Martalismo. I diritti d’autore di questo intrigante neologismo spettano a Francesco di Roma. Martalismo è l’ipertrofia patologica dell’attivismo. È la presunzione di chi si illude di poter far conto solo sulle proprie forze, sull’abbondanza di risorse e strutture, sulle strategie organizzative che sa mettere in campo, dimenticando l’insostituibile primato della grazia, e questa è addirittura una eresia (“pelagianesimo“). Martalismo è vivere il ministero in modo burocratico, formalista e funzionalista, da meri impiegati. È la tentazione di chi sta sempre a stilare piani e programmi e si accanisce nel calcolare entrate e uscite: allora l’apostolo si riduce a fare il contabile o il commercialista. Preparare tutto è bene, purché la progettazione si intenda come un mezzo e non come fine a se stessa, e non venga intesa in modo mondano, confondendo efficienza ed efficacia, urgenza e importanza. La profilassi e la terapia per questa piaga consistono in un’attenta vigilanza sulla tentazione di voler pilotare lo Spirito santo.
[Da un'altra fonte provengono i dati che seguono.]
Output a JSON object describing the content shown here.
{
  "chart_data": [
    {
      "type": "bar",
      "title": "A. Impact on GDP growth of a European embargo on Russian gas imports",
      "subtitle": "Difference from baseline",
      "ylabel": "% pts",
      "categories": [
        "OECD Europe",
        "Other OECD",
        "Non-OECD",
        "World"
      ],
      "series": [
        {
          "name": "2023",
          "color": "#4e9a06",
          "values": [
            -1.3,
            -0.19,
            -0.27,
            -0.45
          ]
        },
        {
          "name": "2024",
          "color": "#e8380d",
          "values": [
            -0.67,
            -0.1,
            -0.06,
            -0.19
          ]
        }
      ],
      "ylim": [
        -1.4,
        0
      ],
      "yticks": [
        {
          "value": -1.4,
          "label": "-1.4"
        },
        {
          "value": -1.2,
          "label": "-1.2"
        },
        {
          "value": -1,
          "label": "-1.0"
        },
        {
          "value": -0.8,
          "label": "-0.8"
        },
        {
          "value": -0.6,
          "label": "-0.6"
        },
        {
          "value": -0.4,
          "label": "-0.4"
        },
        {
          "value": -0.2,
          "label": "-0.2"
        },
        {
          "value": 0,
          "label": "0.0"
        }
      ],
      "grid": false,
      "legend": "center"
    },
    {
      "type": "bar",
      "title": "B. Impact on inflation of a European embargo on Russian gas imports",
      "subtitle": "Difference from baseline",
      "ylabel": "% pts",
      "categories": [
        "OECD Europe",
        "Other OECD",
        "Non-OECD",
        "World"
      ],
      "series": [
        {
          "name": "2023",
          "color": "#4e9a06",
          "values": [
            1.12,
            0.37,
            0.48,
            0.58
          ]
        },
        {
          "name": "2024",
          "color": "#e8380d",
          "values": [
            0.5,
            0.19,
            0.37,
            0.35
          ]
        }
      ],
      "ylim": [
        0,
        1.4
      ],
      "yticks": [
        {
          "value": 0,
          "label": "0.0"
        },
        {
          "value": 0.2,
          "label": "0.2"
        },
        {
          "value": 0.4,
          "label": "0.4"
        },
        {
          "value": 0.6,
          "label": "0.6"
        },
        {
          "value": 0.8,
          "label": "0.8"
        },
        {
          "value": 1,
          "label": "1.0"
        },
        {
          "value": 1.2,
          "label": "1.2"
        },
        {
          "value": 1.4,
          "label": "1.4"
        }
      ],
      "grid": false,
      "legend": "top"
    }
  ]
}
Immobilismo. È la tentazione del “qui si è sempre fatto così”. È l’accontentarsi della semplice amministrazione. È il non voler uscire dalla chiesa e attraversare la piazza, per andare a cercare i molti “lontani”. È il rifiutarsi all’azione dello Spirito che ci provoca a conversione. È il pensare che per la riforma della Chiesa basti qualche ritocco di facciata. Ma la grande Tradizione non consiste nel conservare la cenere del passato, bensì nel trasmettere il fuoco del futuro. La scelta missionaria a cui ci chiama Papa Bergoglio richiede che le consuetudini, gli stili, gli orari, il linguaggio e ogni struttura ecclesiale diventino un canale adeguato per l’evangelizzazione, più che per l’autopreservazione. L’antidoto per questa piaga sarà una riflessione pacata, condotta in sede di consiglio pastorale, su come rinnovare tradizioni consolidate, quali ad esempio, la visita alle famiglie per la benedizione pasquale…
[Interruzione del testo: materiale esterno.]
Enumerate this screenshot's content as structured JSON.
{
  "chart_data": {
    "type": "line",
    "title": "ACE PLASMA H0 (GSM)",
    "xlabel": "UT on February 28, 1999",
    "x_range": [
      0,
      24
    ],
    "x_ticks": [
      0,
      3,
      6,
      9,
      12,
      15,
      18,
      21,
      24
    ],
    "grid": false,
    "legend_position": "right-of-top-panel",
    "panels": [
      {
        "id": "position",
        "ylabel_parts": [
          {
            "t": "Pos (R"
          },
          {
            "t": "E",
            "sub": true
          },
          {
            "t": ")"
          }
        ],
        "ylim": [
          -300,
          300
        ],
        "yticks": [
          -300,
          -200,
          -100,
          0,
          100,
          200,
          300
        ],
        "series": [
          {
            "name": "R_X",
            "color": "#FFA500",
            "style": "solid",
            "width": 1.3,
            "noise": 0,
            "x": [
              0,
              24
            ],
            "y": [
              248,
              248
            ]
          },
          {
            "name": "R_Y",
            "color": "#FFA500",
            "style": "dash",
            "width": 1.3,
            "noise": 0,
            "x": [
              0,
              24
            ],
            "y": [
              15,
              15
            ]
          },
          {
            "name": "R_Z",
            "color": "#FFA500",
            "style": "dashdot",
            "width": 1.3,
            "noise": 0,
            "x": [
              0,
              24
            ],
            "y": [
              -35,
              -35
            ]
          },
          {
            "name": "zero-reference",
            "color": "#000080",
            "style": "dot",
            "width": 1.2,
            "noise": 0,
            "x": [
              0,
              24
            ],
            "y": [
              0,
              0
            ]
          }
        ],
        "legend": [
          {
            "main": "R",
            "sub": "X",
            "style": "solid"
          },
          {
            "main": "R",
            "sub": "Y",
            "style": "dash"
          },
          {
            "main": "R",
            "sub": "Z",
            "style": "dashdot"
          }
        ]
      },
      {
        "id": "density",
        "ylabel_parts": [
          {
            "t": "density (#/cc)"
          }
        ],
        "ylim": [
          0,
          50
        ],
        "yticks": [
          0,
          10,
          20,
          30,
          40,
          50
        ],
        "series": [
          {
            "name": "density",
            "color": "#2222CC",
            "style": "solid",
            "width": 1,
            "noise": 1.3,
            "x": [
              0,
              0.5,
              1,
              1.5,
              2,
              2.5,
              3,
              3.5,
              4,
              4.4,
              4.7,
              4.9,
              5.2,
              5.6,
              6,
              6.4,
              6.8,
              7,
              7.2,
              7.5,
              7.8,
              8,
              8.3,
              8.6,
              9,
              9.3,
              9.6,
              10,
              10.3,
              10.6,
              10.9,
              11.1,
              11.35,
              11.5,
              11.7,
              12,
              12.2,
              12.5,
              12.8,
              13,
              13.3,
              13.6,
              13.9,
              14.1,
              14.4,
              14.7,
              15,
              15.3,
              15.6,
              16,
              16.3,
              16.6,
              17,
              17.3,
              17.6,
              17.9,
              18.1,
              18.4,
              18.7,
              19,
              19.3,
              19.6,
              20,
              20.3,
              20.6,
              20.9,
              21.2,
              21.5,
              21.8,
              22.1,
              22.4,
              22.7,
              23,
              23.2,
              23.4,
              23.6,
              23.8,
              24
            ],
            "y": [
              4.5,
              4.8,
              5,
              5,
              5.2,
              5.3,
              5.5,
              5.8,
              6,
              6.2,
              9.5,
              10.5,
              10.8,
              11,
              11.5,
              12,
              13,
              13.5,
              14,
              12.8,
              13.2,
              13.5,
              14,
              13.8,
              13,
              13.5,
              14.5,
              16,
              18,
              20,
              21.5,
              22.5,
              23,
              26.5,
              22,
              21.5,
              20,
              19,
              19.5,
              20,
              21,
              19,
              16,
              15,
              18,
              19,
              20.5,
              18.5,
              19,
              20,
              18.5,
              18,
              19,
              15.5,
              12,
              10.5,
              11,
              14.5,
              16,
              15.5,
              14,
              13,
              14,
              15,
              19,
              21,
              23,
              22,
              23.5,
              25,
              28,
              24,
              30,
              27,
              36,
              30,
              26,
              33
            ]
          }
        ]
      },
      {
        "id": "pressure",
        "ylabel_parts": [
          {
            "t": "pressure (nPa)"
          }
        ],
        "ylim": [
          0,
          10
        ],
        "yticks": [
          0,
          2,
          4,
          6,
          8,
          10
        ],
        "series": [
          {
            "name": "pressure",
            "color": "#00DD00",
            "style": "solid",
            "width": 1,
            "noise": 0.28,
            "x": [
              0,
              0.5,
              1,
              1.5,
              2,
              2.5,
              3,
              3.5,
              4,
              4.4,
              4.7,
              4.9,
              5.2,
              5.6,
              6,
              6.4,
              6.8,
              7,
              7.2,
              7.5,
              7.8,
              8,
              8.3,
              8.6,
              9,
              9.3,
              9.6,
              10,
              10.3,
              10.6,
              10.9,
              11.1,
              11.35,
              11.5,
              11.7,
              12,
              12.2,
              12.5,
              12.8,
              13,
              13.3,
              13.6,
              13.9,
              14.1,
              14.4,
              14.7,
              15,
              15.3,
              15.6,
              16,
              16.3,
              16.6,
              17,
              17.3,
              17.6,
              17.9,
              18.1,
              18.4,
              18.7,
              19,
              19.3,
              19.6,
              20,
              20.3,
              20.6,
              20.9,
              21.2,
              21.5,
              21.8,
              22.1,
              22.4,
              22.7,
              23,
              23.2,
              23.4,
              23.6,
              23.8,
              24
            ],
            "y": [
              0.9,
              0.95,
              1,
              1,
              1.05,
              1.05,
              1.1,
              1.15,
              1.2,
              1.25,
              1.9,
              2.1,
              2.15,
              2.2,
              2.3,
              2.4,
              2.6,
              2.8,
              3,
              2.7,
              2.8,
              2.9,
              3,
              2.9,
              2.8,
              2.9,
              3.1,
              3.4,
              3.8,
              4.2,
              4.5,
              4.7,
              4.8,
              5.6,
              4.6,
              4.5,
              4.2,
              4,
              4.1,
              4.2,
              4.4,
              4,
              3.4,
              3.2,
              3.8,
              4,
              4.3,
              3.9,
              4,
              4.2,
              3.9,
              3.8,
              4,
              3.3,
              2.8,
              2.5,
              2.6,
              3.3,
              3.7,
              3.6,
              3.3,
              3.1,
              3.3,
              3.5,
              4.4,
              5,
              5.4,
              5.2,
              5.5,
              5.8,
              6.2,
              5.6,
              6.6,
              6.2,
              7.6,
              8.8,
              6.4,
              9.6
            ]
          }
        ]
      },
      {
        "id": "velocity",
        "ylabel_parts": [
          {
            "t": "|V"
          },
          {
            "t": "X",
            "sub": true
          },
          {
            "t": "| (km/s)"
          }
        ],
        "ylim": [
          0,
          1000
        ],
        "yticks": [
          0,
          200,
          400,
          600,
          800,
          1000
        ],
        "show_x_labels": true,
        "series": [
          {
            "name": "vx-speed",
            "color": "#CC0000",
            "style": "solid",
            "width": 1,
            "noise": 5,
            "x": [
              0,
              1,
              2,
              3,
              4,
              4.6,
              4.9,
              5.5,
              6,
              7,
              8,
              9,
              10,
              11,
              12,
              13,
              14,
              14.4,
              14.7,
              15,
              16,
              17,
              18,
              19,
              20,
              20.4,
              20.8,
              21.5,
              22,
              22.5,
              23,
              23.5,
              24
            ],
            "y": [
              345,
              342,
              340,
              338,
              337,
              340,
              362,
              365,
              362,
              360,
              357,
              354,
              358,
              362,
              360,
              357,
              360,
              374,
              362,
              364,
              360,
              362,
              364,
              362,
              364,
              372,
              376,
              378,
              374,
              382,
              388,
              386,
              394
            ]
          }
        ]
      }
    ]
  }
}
Il terrorismo delle chiacchiere, delle mormorazioni e dei pettegolezzi. Su questo tasto il Papa continua a martellare. Ma come dargli torto? Si tratta di una malattia grave, anche se si contrae semplicemente con l’idea di fare due chiacchiere, ma che poi pian piano si impadronisce della persona e la riduce a seminatrice di zizzania. San Paolo ci ammonisce: “Fate tutto senza mormorazioni e senza critiche, per essere irreprensibili e puri“. Il farmaco. Per guarire da questa piaga la terapia non può che essere basata sul silenzio dell’adorazione e sulla correzione fraterna.
Carissimi, se il Papa ha parlato di queste malattie a vescovi e cardinali, a parrocchie e movimenti, é segno che nessuno di noi può scagliare la prima pietra. Ma non scoraggiamoci: il Signore dell’Apocalisse rimprovera e corregge quelli che ama. Anche noi.